FLORENCE Nightingale is one of the most famous figures in medical history, known by many as a pioneer of medical practice, and others as ‘her with the lamp’. 

But did you realise that a more lasting contribution to modern healthcare came not from Nightingale, but from her stony-faced administrator? Known only as Ethel, her tireless efforts in making access to medical attention an arduous ordeal has inspired millions.

Alongside Nightingale’s hard work promoting nursing as worthy of respect, Ethel invented her own role as military-grade intimidation that could strike fear into the bravest of men. Her tactics were recorded in one wounded soldier’s diary:

“I have faced unspeakable horrors on the battlefield. I have dragged myself, and my bullet-ridden men, through mud and smoke and across the Bosporus, at any moment knowing we may lose limbs or lives. Yet not one of these terrors compares to facing Ethel.

“We had barely collapsed across the boundary when we heard a sigh I mistook for thunder. Our cries for water or a simple bandage were that there were met with a hard assertion there were no more appointments that day and they don’t accept walk-ins. The cannonballs had more mercy.

“I drifted in and out of consciousness as we were told of complex riddles.

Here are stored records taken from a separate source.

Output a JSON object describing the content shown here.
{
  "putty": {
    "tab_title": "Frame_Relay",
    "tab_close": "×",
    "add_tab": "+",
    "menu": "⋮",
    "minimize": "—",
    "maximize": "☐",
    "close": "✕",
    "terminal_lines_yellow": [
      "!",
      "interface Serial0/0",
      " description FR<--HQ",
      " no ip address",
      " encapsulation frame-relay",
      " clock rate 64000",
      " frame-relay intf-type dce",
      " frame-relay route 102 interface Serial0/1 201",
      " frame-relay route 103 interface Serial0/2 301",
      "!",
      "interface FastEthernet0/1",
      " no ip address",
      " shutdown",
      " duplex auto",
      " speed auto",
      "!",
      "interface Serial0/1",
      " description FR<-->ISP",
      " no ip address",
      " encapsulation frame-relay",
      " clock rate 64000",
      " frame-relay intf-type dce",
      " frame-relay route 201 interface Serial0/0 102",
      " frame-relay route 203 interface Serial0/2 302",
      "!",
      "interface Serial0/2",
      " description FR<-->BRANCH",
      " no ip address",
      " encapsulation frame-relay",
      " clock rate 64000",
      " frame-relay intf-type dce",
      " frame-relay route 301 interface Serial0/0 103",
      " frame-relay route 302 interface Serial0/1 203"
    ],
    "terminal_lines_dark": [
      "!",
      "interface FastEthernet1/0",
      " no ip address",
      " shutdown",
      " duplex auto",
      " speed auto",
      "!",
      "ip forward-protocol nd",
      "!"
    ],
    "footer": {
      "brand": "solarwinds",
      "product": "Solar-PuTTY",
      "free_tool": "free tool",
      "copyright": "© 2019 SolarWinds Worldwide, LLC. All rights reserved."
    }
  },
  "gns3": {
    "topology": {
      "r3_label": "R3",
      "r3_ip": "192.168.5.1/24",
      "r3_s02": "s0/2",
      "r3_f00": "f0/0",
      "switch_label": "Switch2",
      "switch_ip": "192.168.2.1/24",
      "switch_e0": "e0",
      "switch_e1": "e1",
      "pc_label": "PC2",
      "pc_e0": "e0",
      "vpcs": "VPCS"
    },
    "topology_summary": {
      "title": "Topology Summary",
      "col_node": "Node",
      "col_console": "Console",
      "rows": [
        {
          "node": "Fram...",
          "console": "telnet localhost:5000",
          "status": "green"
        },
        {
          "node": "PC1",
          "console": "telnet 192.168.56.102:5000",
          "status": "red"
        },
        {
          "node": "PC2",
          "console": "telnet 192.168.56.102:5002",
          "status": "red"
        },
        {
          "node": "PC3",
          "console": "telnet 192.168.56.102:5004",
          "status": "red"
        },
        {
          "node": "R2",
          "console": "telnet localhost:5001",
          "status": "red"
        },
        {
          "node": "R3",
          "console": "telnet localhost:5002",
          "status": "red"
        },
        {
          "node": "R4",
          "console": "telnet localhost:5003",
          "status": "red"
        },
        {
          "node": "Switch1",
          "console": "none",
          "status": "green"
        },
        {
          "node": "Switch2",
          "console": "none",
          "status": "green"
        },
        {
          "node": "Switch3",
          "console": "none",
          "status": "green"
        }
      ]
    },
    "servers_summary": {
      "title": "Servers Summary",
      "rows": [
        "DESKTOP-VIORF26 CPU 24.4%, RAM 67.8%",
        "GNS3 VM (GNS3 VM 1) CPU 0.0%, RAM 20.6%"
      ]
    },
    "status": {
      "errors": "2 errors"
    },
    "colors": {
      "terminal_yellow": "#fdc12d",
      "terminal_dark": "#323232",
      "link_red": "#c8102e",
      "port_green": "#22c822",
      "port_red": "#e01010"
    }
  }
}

Apparently there is a window of time, just before the dawn, when we must join a queue to ask if we can be seen, and even then, may be told no.

“I found one poor soul who had seen beyond the veil, meaning the curtain behind Ethel. He was told his amputation would be a ‘referral’. The term must be sinister, as it involved much sighing and slamming of parchment from an exasperated Ethel.

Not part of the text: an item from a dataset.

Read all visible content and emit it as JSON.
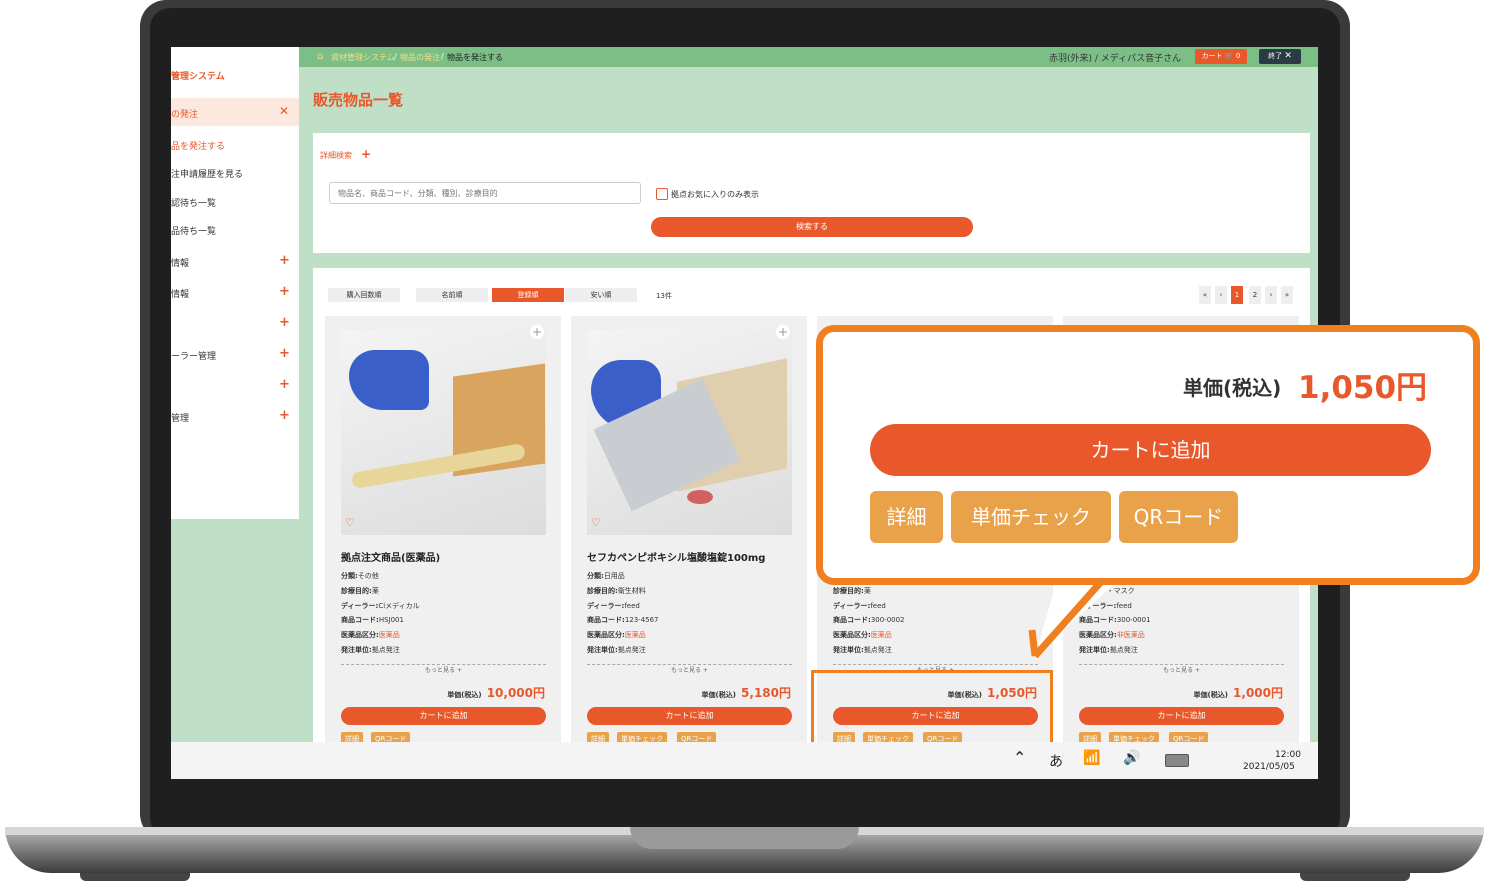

“In desperation, I tried to appeal to Ethel’s humanity by pleading with her to make an exception as we are suffering so immensely. Gangrene infects our feet. Our blood trickles away. One stalwart breathed his last rasp last night.

“This seems to have only enraged her. The men around me talk of the lady with the lamp, but we only know the woman with the clicky pen.”

And so with an almost inhuman steeliness, this innovator in assistance protected nurses from treating patients, and ensured nobody would ever receive free medical care without first battling through psychological warfare.